Thanks to sucito.eth a talented Honduran web illustrator, for the great work.
(Click image for interactive version, or link here, PDF download here)
The map merges the "new cities" ecosystem driven by the work of The Seasteading Institute and the Charter Cities Institute, with the "network state" movement spawned by Balaji Srinivasan’s book that’s attracting crypto/tech communities.
This is a one-snapshot view of this emerging ecosystem that aims to disrupt the largest industry in the world: the governance layer of civilization.
These are startups that transform some layer of the civic or governance stack, ranging from social and legal technologies to innovation in architecture.
To set context again (see previous posts for more):
It’s necessarily reductionist (many of these projects are more complex)
Startup cities are jurisdiction-first, network states are community-first; but they both aim for both physical jurisdiction and in-person community living
Co-living projects aren’t aiming for jurisdictional autonomy, they’re innovating in an area where they can work from legal systems in existing jurisdictions
The primary intention of the distinctions and the map above was to make clear this isn’t an “online-only” space or far into a utopian future, which is a common false impression.
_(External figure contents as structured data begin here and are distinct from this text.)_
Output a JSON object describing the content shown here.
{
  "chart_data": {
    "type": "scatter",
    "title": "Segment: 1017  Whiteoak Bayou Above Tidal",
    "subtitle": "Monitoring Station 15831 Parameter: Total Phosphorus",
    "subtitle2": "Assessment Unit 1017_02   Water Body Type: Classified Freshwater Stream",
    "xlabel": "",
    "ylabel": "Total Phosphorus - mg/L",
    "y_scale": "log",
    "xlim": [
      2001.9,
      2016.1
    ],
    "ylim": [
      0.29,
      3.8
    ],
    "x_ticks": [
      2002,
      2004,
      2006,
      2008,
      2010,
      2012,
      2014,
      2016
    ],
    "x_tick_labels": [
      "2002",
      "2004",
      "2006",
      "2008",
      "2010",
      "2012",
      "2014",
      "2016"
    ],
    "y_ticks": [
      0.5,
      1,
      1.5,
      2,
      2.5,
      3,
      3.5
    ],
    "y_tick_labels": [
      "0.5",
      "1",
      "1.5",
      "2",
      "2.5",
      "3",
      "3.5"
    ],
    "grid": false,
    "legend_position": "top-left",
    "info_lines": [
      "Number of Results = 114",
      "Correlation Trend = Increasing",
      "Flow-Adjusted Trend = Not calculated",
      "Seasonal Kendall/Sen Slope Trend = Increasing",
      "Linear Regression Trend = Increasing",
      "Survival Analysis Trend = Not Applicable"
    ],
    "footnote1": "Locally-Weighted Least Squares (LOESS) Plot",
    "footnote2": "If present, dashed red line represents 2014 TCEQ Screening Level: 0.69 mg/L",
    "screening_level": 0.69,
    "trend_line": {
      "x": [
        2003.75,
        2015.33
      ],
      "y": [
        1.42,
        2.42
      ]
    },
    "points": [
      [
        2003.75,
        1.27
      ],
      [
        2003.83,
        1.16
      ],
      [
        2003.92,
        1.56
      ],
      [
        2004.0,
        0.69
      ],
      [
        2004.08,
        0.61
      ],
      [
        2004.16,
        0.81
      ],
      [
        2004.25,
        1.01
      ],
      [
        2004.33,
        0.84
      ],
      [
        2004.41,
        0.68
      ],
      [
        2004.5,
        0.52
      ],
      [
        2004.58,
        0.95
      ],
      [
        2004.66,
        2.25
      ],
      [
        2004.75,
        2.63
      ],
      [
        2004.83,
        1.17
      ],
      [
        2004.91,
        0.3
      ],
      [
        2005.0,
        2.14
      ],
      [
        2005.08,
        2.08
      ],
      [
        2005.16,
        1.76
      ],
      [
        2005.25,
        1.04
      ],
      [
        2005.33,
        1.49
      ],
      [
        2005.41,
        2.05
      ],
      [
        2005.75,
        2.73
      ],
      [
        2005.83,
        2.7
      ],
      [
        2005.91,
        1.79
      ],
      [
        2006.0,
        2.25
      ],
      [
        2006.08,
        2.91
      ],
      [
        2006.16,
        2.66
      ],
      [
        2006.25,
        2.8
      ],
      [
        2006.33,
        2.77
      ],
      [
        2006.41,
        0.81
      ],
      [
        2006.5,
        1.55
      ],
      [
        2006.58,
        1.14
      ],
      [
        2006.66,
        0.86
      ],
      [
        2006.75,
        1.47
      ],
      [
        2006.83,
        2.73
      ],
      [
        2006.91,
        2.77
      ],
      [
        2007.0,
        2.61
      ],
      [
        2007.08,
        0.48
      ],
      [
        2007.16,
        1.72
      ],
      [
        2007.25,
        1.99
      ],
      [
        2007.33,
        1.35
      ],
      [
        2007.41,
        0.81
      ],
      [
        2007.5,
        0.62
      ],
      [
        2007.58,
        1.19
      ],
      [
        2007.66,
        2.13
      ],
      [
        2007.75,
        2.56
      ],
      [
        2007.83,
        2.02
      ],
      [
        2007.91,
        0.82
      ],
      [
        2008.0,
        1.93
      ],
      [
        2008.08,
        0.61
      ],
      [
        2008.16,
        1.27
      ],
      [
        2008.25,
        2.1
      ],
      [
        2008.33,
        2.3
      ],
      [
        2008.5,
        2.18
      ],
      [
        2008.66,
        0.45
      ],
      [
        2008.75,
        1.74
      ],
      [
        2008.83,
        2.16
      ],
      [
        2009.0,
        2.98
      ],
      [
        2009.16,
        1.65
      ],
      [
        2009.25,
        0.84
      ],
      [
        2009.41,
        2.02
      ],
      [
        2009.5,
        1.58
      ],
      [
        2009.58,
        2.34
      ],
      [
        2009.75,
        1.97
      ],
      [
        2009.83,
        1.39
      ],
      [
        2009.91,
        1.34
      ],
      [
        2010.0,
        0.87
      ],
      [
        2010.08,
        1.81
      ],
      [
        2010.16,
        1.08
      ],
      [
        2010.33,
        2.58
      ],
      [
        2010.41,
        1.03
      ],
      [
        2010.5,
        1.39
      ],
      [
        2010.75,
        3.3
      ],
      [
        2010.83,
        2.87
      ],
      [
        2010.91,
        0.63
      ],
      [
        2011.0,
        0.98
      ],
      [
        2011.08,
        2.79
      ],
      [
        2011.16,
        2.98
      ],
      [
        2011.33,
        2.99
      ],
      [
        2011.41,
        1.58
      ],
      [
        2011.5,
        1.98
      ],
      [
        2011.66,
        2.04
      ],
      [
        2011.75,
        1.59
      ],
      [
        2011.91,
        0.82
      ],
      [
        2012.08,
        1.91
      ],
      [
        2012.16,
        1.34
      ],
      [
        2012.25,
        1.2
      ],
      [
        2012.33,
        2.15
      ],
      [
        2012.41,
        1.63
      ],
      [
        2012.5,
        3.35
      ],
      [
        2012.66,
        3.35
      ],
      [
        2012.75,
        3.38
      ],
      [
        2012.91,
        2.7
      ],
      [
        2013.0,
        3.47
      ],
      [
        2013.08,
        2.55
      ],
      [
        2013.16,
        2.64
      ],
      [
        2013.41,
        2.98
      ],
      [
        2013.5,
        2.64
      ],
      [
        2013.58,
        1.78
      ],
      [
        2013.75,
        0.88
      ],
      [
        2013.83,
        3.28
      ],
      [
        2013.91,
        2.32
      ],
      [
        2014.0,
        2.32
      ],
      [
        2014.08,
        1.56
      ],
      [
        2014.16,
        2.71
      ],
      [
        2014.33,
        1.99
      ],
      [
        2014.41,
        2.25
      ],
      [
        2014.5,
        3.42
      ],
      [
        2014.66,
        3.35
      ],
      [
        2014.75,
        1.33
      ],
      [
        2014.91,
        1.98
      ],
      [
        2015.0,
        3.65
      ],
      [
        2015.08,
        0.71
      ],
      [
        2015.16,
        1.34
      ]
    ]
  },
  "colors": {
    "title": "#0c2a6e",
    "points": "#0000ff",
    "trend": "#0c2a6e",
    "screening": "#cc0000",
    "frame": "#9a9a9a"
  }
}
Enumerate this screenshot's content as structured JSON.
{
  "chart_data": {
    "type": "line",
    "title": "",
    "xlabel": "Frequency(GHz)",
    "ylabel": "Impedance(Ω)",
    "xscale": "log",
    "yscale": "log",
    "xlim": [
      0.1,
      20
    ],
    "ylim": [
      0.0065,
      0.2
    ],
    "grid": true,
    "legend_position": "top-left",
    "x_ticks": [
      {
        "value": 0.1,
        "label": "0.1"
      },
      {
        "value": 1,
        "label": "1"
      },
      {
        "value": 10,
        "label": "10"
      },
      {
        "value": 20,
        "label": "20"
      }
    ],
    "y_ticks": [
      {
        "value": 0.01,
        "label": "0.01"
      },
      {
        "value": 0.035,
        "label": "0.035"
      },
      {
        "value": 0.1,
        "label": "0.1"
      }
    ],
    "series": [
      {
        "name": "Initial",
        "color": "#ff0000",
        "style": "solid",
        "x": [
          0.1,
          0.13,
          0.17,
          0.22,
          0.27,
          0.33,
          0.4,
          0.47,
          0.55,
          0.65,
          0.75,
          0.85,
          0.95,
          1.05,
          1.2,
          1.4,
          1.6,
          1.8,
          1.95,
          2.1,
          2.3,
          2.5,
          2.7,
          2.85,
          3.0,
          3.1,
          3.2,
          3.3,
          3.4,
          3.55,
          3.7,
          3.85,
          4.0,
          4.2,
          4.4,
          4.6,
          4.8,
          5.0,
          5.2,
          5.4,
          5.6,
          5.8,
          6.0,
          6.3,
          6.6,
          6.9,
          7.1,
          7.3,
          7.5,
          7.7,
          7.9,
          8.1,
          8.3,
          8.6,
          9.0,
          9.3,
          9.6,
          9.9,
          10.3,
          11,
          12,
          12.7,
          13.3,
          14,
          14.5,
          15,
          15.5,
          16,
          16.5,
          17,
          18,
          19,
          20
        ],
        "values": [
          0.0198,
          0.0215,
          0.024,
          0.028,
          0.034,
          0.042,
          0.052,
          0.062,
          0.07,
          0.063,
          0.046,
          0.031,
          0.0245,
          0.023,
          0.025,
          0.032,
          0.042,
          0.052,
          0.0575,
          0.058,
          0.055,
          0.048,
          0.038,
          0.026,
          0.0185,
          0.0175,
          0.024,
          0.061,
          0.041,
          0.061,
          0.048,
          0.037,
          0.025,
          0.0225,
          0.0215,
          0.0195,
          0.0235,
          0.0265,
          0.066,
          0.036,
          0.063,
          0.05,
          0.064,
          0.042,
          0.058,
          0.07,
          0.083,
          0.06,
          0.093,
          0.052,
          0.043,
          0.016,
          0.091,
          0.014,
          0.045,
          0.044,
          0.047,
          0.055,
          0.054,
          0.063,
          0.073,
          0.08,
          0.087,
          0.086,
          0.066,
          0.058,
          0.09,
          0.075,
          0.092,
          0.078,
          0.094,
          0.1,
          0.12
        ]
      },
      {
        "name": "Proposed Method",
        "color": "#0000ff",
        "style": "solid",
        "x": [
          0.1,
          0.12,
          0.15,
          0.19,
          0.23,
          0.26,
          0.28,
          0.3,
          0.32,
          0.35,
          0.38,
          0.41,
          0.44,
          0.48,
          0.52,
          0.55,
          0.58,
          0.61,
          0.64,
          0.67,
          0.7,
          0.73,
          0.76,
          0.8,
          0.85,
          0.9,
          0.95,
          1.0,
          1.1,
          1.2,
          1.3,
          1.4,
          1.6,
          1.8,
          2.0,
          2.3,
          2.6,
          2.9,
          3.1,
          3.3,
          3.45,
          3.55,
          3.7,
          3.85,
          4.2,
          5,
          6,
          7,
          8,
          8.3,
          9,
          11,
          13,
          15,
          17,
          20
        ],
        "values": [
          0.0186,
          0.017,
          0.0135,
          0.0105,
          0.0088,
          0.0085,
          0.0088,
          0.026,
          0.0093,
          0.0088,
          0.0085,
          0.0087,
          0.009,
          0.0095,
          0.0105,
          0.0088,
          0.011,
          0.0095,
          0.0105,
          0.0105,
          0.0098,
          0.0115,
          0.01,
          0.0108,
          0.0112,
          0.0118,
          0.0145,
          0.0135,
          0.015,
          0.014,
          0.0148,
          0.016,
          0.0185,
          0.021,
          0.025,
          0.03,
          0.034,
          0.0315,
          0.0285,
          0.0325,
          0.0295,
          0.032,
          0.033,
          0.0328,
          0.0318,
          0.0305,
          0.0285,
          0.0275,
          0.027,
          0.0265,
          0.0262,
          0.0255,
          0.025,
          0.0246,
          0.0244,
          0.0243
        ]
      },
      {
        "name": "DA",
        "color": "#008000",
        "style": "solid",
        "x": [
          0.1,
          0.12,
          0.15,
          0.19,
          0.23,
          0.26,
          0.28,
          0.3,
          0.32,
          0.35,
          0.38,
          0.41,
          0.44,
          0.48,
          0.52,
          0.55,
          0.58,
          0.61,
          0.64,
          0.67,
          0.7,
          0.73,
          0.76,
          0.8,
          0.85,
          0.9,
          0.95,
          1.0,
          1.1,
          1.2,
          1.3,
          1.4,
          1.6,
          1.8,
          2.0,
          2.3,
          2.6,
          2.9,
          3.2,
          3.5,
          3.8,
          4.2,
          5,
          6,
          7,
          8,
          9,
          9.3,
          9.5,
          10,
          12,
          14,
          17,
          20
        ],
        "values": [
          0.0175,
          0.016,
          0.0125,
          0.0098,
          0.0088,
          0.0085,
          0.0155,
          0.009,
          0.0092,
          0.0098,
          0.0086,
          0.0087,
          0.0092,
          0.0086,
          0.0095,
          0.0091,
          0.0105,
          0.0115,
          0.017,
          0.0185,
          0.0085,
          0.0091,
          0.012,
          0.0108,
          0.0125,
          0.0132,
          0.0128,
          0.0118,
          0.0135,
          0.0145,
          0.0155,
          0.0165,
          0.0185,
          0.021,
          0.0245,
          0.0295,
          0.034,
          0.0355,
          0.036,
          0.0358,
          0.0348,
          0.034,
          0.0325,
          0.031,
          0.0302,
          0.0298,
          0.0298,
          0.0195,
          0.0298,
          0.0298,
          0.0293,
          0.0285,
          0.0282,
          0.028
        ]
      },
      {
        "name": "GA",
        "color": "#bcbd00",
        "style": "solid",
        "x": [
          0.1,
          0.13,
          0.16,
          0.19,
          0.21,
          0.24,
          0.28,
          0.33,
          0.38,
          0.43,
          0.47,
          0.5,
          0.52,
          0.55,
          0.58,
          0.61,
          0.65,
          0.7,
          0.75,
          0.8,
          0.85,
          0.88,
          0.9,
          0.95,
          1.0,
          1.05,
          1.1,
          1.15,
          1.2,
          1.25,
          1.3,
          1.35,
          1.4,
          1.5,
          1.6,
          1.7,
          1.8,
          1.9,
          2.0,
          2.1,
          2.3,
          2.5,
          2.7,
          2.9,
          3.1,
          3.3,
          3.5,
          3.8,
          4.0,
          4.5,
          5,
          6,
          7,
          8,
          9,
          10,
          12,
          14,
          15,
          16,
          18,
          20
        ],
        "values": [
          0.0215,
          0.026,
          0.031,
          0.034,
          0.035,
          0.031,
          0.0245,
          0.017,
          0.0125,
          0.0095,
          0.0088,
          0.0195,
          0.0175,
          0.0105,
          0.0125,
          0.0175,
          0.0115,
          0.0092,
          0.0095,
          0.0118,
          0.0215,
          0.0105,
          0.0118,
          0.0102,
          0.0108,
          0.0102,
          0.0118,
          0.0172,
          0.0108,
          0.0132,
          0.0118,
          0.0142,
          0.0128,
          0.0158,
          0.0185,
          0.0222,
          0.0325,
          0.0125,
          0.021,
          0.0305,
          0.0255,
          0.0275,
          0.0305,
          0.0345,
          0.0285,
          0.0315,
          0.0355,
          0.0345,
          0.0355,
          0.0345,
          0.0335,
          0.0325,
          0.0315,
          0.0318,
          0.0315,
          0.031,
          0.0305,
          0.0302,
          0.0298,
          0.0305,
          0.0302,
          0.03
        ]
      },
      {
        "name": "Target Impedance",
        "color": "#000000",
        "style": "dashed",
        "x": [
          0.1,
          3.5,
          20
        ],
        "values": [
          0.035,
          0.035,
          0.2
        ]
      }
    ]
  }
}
There are real projects with physical jurisdiction, and 100s residents.
It seems to me this is increasingly becoming clear to people, so in future iterations of the map there might be space for a different kind of nuance.
For example, it seems to me there’ll be two kinds of “network society” strategies regardless of community-first or jurisdiction-first:
The vertical network society: Prospera or Itana fall under this - they build a full-stack jurisdiction with land, laws and real estate.
The horizontal network society: Cabin or Vitalia (co-founded by me) fall under these build an industry or city “districts” but not the full-stack
If you want to be vertical, you need to get good at government negotiations, legal & formal governance, real estate, a lot of traditional stuff.
If you want to be horizontal, you need to get good in a specific industry or technological development (e.g. biotech).
It’s hard to become good at both, as these are functionally and culturally very different types of organisations you need to build.